Réunion du 15 juillet 2008 à 9h30
Débat d'orientation des finances publiques pour 2009

Photo issue du site de l'Assemblée nationale ou de WikipediaJean-Pierre Brard :

Le débat d'orientation budgétaire a lieu cette année dans un contexte économique, social et environnemental, national et international, de plus en plus dégradé et rapidement évolutif. Mais soyons clairs : cette situation n'est pas le fruit du hasard, elle n'est que le fruit de la logique libérale qui est là vôtre et des politiques menées ces dernières années par vos gouvernements successifs – votre politique ne date pas d'un an, elle dure depuis maintenant six années ! Notre débat de ce matin s'inscrit donc dans une logique qui n'est pas la nôtre et dont les orientations sont inspirées d'une idéologie avec laquelle nous sommes en totale opposition et que nous combattons.

Les crises énergétique, financière, alimentaire, climatique se combinent dans le contexte de la mondialisation et représentent un défi majeur pour notre société déjà fragilisée par la montée des inégalités et de la précarité depuis six ans. La mondialisation idyllique et bienfaisante, facteur de développement économique accéléré et pourvoyeuse de produits à bas prix dans notre pays, que nous dépeignent depuis des années les apôtres de la pensée unique libérale, n'est, aujourd'hui, plus crédible. Vous vous servez de la mondialisation – réelle – comme d'un alibi pour faire croire à nos concitoyens qu'il n'y a pas d'alternative au libéralisme, qu'il n'y a pas d'alternative à votre politique.

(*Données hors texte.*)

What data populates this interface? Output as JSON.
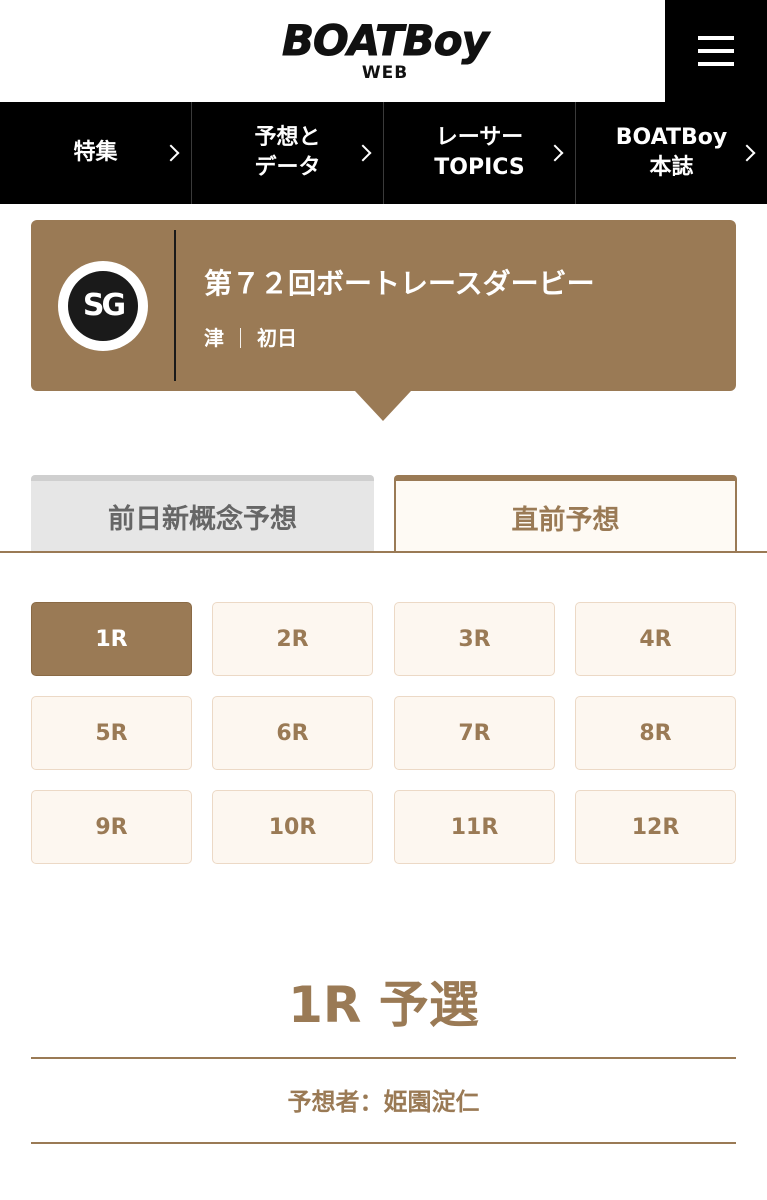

Or, la mondialisation est de plus en plus une « machine inégalitaire », selon la formule de Patrick Artus et Marie-Paule Virard dans leur récent ouvrage intitulé Globalisation, le pire est à venir.

Cette analyse des effets actuels et à venir de la mondialisation met en relief des sources de tension et des situations explosives. Nous avons tous en mémoire, par exemple, les émeutes de la faim – qui hélas ! sont appelées à se reproduire – en Égypte, au Maroc, en Indonésie, aux Philippines ou encore à Haïti, ainsi que dans plusieurs pays africains : le Nigeria, le Cameroun, la Côte d'Ivoire, le Mozambique, la Mauritanie, le Sénégal, le Burkina Faso. Si l'Afrique est particulièrement vulnérable, c'est parce qu'elle subit la « destruction systématique [de ses] agricultures vivrières », comme le dénonçait Jean Ziegler, rapporteur spécial de la commission des droits de l'homme des Nations unies pour le droit à l'alimentation, dans un article publié en mars sur Le Monde diplomatique.fr.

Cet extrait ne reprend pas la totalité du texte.